Il y a une situation en trompe-l’œil qui laisse penser que l’éventuelle prochaine majorité post 2012 serait une sorte de coalition arc-en-ciel, composée de socialistes, d’écologistes et de membres du Front de Gauche. C’est ce que suggère ce mot d’ordre : « rassembler la gauche » que l’on entend beaucoup chez les candidats à la primaire. En même temps, l’attitude de Jean-Luc Mélenchon, du Front de gauche, très critique envers les options économiques et financières du PS, est souvent décrite comme un positionnement de campagne, opportuniste. « Il reviendra dans le giron socialiste après la victoire » entend-t-on beaucoup au PS. Il n’en est rien. Et il ne pourrait rien en être sauf à trahir tout le discours actuel du PC et du Parti de Gauche de Pierre Laurent et Jean-Luc Mélenchon. Bien que venant du PS, Jean-Luc Mélenchon est aujourd’hui, idéologiquement, sur les questions économiques, beaucoup plus éloigné de Martine Aubry, Ségolène Royal ou François Hollande que ne l’était, en 1981 Georges Marchais de François Mitterrand. Le PS et le PC des années 70/80 étaient très différents, bien sûr, mais c’était une différence de degrés. Elle portait sur la part de l’appareil productif et des services à nationaliser, elle portait sur la dimension de la sphère publique et sur le niveau de redistribution des richesses à mettre en œuvre. Pour gouverner ensemble, il leur suffisait d’évaluer leurs rapports de force et de placer le curseur quelque part entre la position du PC et celle de PS, généralement plus près de celle du PS.

Le PS d’aujourd’hui et le Front de Gauche ne pourraient pas faire de même ?

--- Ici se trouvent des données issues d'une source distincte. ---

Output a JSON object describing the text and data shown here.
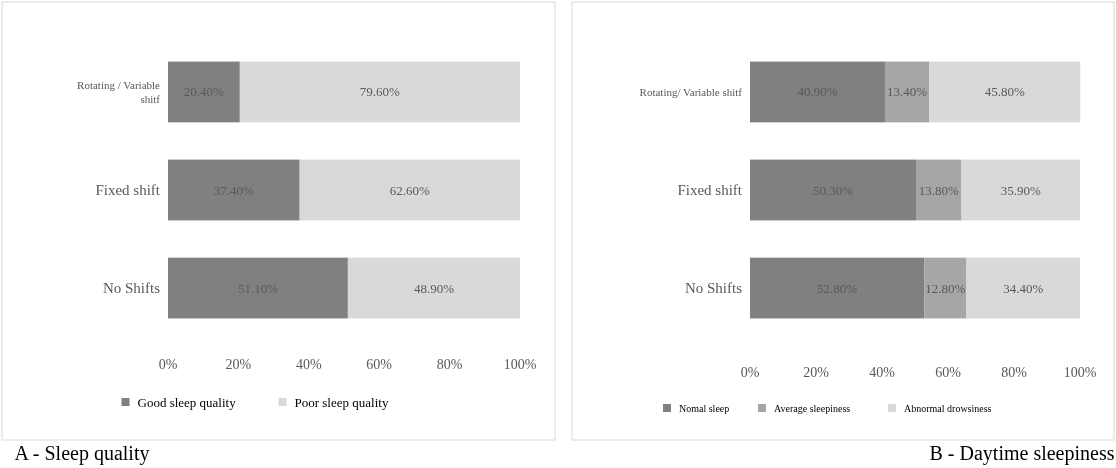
{
  "chart_data": [
    {
      "type": "bar",
      "orientation": "horizontal",
      "stacked": true,
      "title": "A - Sleep quality",
      "categories": [
        "Rotating / Variable shitf",
        "Fixed shift",
        "No Shifts"
      ],
      "xlim": [
        0,
        100
      ],
      "xticks": [
        {
          "value": 0,
          "label": "0%"
        },
        {
          "value": 20,
          "label": "20%"
        },
        {
          "value": 40,
          "label": "40%"
        },
        {
          "value": 60,
          "label": "60%"
        },
        {
          "value": 80,
          "label": "80%"
        },
        {
          "value": 100,
          "label": "100%"
        }
      ],
      "legend": "bottom",
      "series": [
        {
          "name": "Good sleep quality",
          "color": "#808080",
          "values": [
            20.4,
            37.4,
            51.1
          ],
          "value_labels": [
            "20.40%",
            "37.40%",
            "51.10%"
          ]
        },
        {
          "name": "Poor sleep quality",
          "color": "#d9d9d9",
          "values": [
            79.6,
            62.6,
            48.9
          ],
          "value_labels": [
            "79.60%",
            "62.60%",
            "48.90%"
          ]
        }
      ]
    },
    {
      "type": "bar",
      "orientation": "horizontal",
      "stacked": true,
      "title": "B - Daytime sleepiness",
      "categories": [
        "Rotating/ Variable shitf",
        "Fixed shift",
        "No Shifts"
      ],
      "xlim": [
        0,
        100
      ],
      "xticks": [
        {
          "value": 0,
          "label": "0%"
        },
        {
          "value": 20,
          "label": "20%"
        },
        {
          "value": 40,
          "label": "40%"
        },
        {
          "value": 60,
          "label": "60%"
        },
        {
          "value": 80,
          "label": "80%"
        },
        {
          "value": 100,
          "label": "100%"
        }
      ],
      "legend": "bottom",
      "series": [
        {
          "name": "Nomal sleep",
          "color": "#808080",
          "values": [
            40.9,
            50.3,
            52.8
          ],
          "value_labels": [
            "40.90%",
            "50.30%",
            "52.80%"
          ]
        },
        {
          "name": "Average sleepiness",
          "color": "#a6a6a6",
          "values": [
            13.4,
            13.8,
            12.8
          ],
          "value_labels": [
            "13.40%",
            "13.80%",
            "12.80%"
          ]
        },
        {
          "name": "Abnormal drowsiness",
          "color": "#d9d9d9",
          "values": [
            45.8,
            35.9,
            34.4
          ],
          "value_labels": [
            "45.80%",
            "35.90%",
            "34.40%"
          ]
        }
      ]
    }
  ]
}
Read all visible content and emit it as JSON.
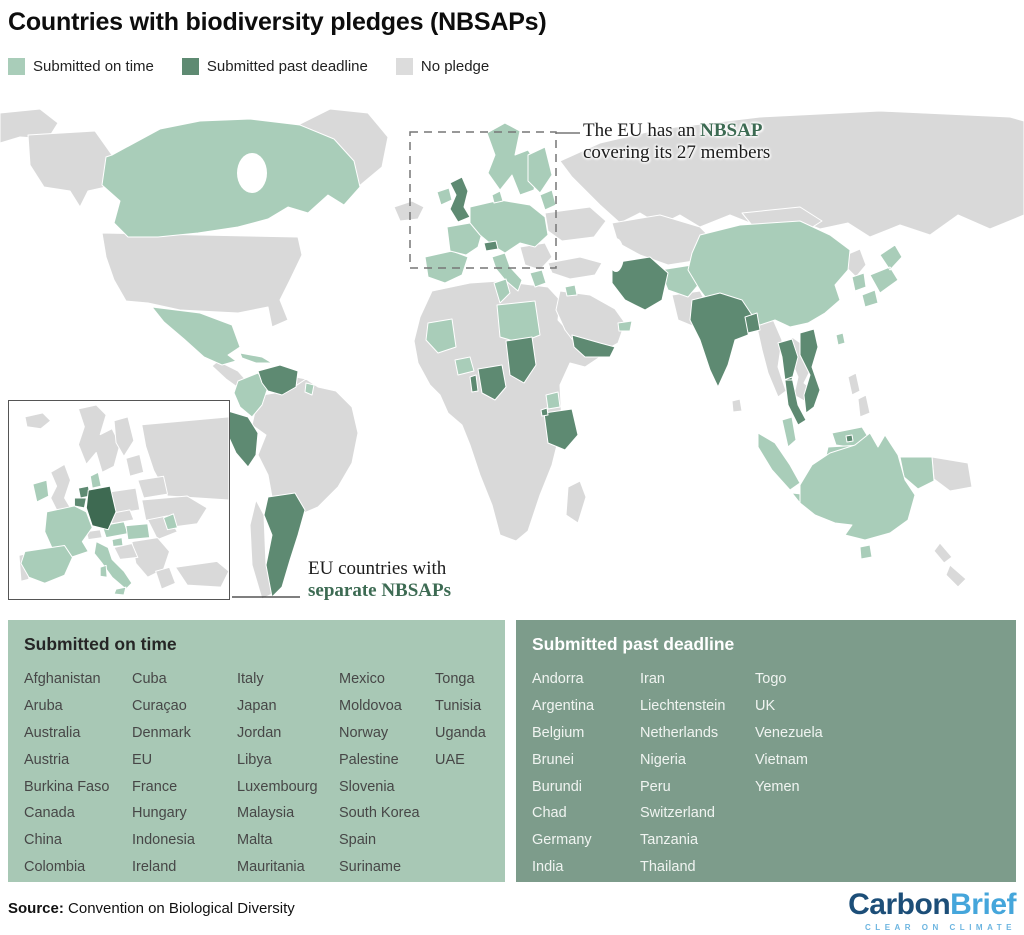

Non, c’est fini parce que leur différence n’est plus de degrés mais de nature. Le positionnement du PS, résolument attaché aux critères de Maastricht, revendiqués et assumés, est incompatible avec le refus de Jean-Luc Mélenchon de se soumettre aux 3% de déficit en 2013, ce qu’il considère comme un carcan dont on ne peut se dégager qu’en changeant radicalement de logique. Il ne s’agit pas là, de juger de la pertinence des positions de Mélenchon ou de Hollande, simplement de constater leur totale incompatibilité. Il n’y a pas, entre ces deux positions, de juste milieu. C’est l’un ou l’autre. Le PS ne le dit pas officiellement parce qu’il aura besoin de toute les voix de la gauche dans sept mois, mais il agit déjà en conséquence. Petit à petit, il taille des croupières électorales au Front de Gauche là où il offre des circonscriptions en or aux écologistes. Au Sénat, il y aura désormais dix écologistes par la grâce du PS alors qu’en Seine-Saint-Denis, c’est un socialiste qui fait perdre un siège au PC. D’ailleurs Jean-Luc Mélenchon n’est pas dupe et parie sur l’échec du PS au pouvoir puisqu’il n’envisage pas de sortir de la logique libérale qu’il prétend simplement réguler. Tout ça est cohérent. Ce qui l’est moins, c’est quand une vision « mélenchonienne » s’installe au sein du PS et prétend pourtant rejoindre à la fin l’équipe du vainqueur de la primaire. Arnaud Montebourg est dans ce cas là. Depuis son entrée en campagne, il développe des arguments antinomiques avec le programme socialiste. Il en tirera certainement profit dans les urnes des primaires le 9 octobre mais la logique et la clarté politique voudraient que, s’il ne sort pas victorieux de la compétition, il rejoigne le Front de Gauche. Ce n’est visiblement pas son intention… Mais, ça tombe bien il sera notre invité à 8H20, alors on pourra peut être éclaircir ce point...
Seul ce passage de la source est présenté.